Na semana passada o Senado Federal, instigado pelo Supremo Tribunal Federal, aumentou de R$ 33,7 mil, para R$ 39,3 mil, o salário dos Ministros do STF, o que causará um impacto de R$ 4 bilhões nas contas do Governo Federal, já que o reajuste se espraiará para uma legião de outros cargos públicos. Interessante que esta votação aconteceu dez dias depois dos brasileiros terem ido às urnas ratificarem seu total desprezo em relação a atitudes como esta. Ainda assim, legislativo e judiciário deram a entender que não compreenderam o texto que vem sendo escrito há tempos pela população de nosso país.
De quebra, o presidente do STF, Dias Toffoli, vem a público dizer que atacar o judiciário é atacar a democracia. Em princípio, salvo ledo engano, quem tem atacado a democracia, com atitudes como a que propiciou o aumento descabido, definitivamente, não são os brasileiros.
Mas, sem dúvidas, o que mais indigna é saber que um número considerável daqueles que votaram pelo aumento são políticos investigados em esquemas de corrupção, que, mais cedo ou mais tarde, serão julgados pelo próprio Supremo. Pelo que se percebe, apesar das pedradas recebidas, as velhas raposas continuam dentro do galinheiro.

Notas

No final de semana, durante realização do 21º Teleton, apresentador Silvio Santos lançou presidente eleito Jair Bolsonaro (PSL) à reeleição, e já emendou dizendo que juiz Sérgio Moro deveria ficar outros oito anos no poder, para que o país tomasse jeito.

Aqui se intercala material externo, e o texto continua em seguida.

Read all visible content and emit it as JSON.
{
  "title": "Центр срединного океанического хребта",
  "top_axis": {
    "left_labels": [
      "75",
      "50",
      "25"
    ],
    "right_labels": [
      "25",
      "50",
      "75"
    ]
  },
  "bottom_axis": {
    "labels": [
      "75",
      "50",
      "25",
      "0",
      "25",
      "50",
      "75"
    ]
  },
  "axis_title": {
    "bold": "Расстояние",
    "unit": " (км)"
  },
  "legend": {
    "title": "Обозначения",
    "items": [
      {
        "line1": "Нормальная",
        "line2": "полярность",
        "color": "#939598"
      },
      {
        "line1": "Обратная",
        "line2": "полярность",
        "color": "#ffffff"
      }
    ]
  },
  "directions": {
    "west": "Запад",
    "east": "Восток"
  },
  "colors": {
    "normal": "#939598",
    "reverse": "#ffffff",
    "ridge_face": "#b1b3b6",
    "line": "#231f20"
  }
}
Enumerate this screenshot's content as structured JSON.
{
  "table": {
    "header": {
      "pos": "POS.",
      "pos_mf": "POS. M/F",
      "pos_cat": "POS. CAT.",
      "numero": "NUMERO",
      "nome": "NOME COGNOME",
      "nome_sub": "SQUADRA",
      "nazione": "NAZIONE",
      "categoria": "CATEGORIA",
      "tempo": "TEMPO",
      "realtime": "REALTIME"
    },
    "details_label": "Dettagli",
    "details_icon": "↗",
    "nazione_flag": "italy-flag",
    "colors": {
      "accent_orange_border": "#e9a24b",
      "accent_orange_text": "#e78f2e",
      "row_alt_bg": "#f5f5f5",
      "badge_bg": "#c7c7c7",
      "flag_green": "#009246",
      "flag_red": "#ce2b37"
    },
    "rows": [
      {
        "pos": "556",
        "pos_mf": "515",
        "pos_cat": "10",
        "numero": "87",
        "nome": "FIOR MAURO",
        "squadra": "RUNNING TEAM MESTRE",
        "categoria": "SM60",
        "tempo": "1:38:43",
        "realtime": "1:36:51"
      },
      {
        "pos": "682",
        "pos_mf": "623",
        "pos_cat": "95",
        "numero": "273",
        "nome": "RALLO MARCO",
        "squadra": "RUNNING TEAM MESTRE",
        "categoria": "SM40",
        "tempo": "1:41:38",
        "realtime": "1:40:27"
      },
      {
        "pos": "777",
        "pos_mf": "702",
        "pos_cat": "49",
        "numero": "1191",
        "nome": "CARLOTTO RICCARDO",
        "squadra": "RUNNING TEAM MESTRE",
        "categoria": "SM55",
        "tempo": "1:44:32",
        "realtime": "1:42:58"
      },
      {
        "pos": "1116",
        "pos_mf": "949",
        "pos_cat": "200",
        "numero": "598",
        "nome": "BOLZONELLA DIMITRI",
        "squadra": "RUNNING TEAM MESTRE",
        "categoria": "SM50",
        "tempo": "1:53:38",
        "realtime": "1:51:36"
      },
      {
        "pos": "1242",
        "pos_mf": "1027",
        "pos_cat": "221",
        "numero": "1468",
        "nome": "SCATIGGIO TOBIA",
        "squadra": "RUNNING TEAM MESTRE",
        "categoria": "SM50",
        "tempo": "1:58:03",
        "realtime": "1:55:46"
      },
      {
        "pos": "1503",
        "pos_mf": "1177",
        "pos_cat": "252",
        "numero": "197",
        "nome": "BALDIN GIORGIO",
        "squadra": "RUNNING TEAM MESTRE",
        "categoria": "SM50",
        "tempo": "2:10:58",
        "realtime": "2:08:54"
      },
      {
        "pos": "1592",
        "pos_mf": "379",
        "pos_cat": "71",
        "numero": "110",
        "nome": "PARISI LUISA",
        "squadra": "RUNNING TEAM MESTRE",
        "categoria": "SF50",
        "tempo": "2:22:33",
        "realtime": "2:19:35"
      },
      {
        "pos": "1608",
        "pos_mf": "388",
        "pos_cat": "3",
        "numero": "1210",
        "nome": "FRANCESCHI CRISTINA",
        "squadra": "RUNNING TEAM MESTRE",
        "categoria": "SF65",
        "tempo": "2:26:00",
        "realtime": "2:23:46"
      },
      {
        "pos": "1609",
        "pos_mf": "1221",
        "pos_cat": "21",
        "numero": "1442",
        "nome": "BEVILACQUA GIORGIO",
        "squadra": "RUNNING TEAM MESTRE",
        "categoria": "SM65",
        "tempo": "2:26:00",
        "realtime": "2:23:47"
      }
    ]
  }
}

Participando ao vivo do programa por telefone, Bolsonaro deu corda para Silvio, dando a entender que o futuro Ministro da Justiça de fato é alguém digno da confiança dos brasileiros.

Partidos que manifestaram, de forma branca, apoio à eleição de Carlos Moisés da Silva (PSL) ao Governo do Estado, no segundo turno, ainda estão desorientados em relação a que caminho seguir. Expectativa específica do MDB, enquanto partido, de ser convidado para as tratativas da transição governamental, não estão se confirmando. Em Florianópolis, especulações dão conta de que, por ora, Moisés só fala com o PSL, mas, mesmo assim, só da ouvidos a uma parte de seu próprio partido.

Depois de dois adiamentos, expectativa é de que seja julgado nesta semana, no Supremo Tribunal Federal, recurso do deputado federal João Rodrigues (PSD), que solicita a prescrição do processo que o condenou a cinco anos de prisão, e a consequente inelegibilidade. Caso o recurso de Rodrigues seja acatado, na próxima legislatura ele tomará o lugar do deputado federal eleito Ricardo Guidi (PSD) na Câmara dos Deputados. Isto seria péssimo para o Sul do Estado, que perderia um deputado.

Por ironia do destino, grande parte das obras que vem sendo realizadas pelas prefeituras de nossa região, neste momento, só foram viabilizadas por conta de emendas parlamentares, ou ações junto a Ministérios, intermediadas pelo deputado federal Ronaldo Benedet (MDB). O emedebista, no entanto, amargou a quarta suplência de sua coligação no pleito deste ano e dificilmente voltará para a Câmara Federal no próximo mandato.